All in all I'm pretty pleased with my welder, as I get more experience with it I find I can generally turn out pretty good work :).
A big part of being able to turn out good work with a MIG is the ability to use shielding gas- with gas & a solid wire the weld runs a little cooler than with flux cored wire thereby reducing burn-through and there is virtually no splatter to clean up.
The Deca welder I bought came equipped for gas out of the box & I quickly acquired a tank & regulator.
One problem soon became obvious though- Deca uses a trigger operated valve in the handle to control the gas flow.
Maybe its just my machine or maybe they just use cheap valves but the darn thing leaks gas when you aren't welding, you can actually hear the thing hissing.
If its in a bad mood you can here it hissing from the other side of the room :(.
Heck, it isn't just a 'hiss", it's a *HI$$*- that's the sound of money diss-appear'n into thin air folks :(:(.

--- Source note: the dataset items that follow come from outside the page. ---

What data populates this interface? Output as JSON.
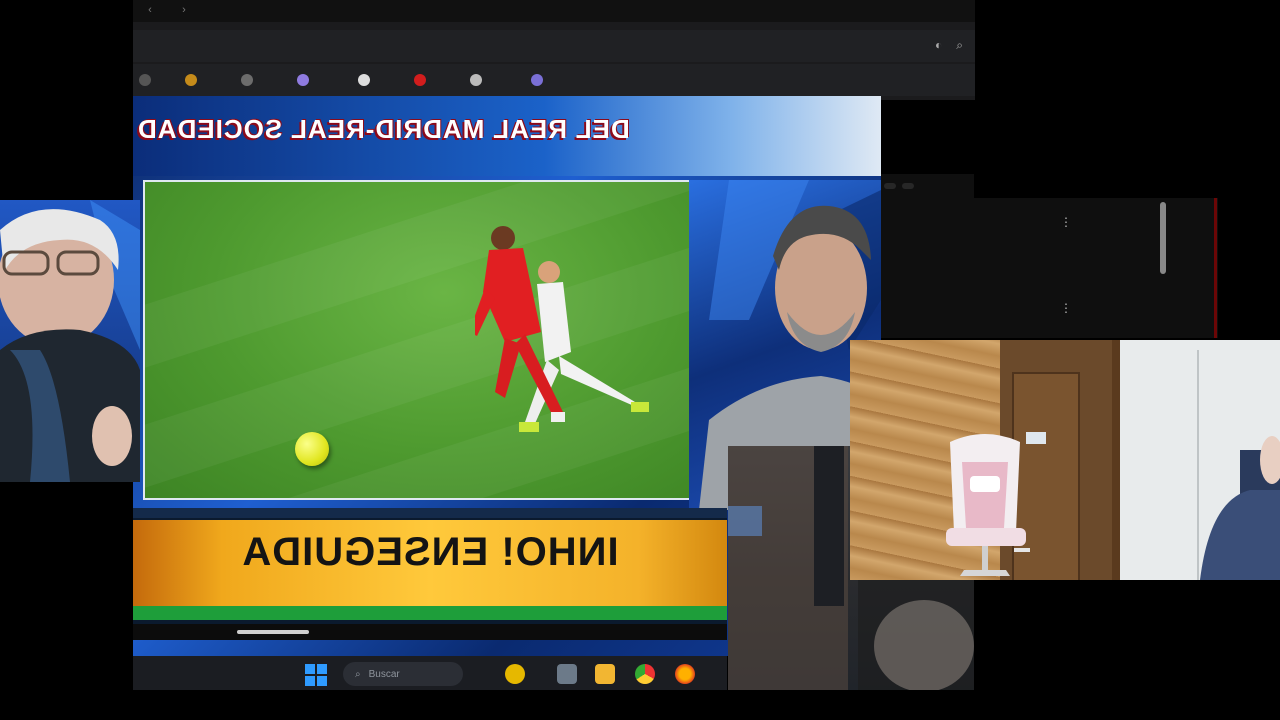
{
  "browser": {
    "url": "",
    "bookmarks": [
      "",
      "",
      "",
      "",
      "",
      "",
      "",
      ""
    ]
  },
  "broadcast": {
    "banner_title": "DEL REAL MADRID-REAL SOCIEDAD",
    "banner_handle": "",
    "lower_third_text": "INHO! ENSEGUIDA",
    "progress": 0.25
  },
  "youtube": {
    "chips": [
      "",
      ""
    ],
    "items": [
      {
        "title": "",
        "sub": ""
      },
      {
        "title": "",
        "sub": ""
      }
    ]
  },
  "taskbar": {
    "search_label": "Buscar"
  },
  "colors": {
    "banner_outline": "#8c0a1a",
    "lower_third_yellow": "#ffc93b",
    "lower_third_green": "#1e9e3a",
    "pitch_green": "#4e9a2f",
    "ball_yellow": "#e1e620"
  },
  "icons": [
    "back-icon",
    "forward-icon",
    "profile-icon",
    "search-icon",
    "windows-start-icon",
    "file-explorer-icon",
    "chrome-icon",
    "firefox-icon"
  ]
}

It wasn't so bad when I wasn't doing that much welding or working for extended periods, I'd just turn off the tank valve, but as I started moving into the body work repairs on our jeep "Tonka" it was becoming a bit of a pain so I decided to remedy the situation -
Here's the handle opened up to show the valve, you can see how the trigger pushes on the intermediate lever to operate the valve. The electrical switch controlling the welder itself consists of a brass rod on either side of the imtermediate that get shorted together by the brass pin visible sticking through the lever. I guess you get what you pay for :).
Welder-ectomy 101- The Beast Revealed.
Hmmm, getting rusty in there-
Anyhow heres the plan- We're gonna add a solinoid operated valve into the gas line.
The hose barb on the rear panel.
Nothing special, just standard 1/8" fittings.
I'll mount the valve to the rear panel simply by screwing the barb fitting into it
Looks like the best place to get the switched juice to run the valve is from the wire feed motor. Checking with the meter I find that the motor runs on 4 1/2 volts, I was pretty sure I wouldn't find a valve that operates at that voltage so I got a 110 volt unit & threw in a five volt relay to control it. Soldering on a couple of really spiffy looking red wires & we're off to the next step-
Finding some 120 to actually power the relay. Digging around with the meter I found the connections on the power switch that feed the control board. A couple of double terminated spade lug connectors & we have juice :).
The valve & relay installed. The valve has 1/4" fittings but a few adapters fixed that up. The 1/8" nipple is what I had in the junk pile, it's not that long on purpose.
A simple mod but one that works very well, the gas only flows when the trigger is pulled & theres absolutely no leakage now :).
As an added bonus theres now a really cool "CLUNK" sound comes outta the machine whenever I pull or release the trigger :):).
Total parts cost about $40, I'm sure I'll save that much on gas eventually but its already worth it because I don't have to bother turning off the tank anymore if I'm messing with something else for a few minutes & no more annoying *Hi$$ing* sounds.
And no more waking up at night wondering if I remembered to turn the darn thing off or if I'll have an empty tank in the morning :).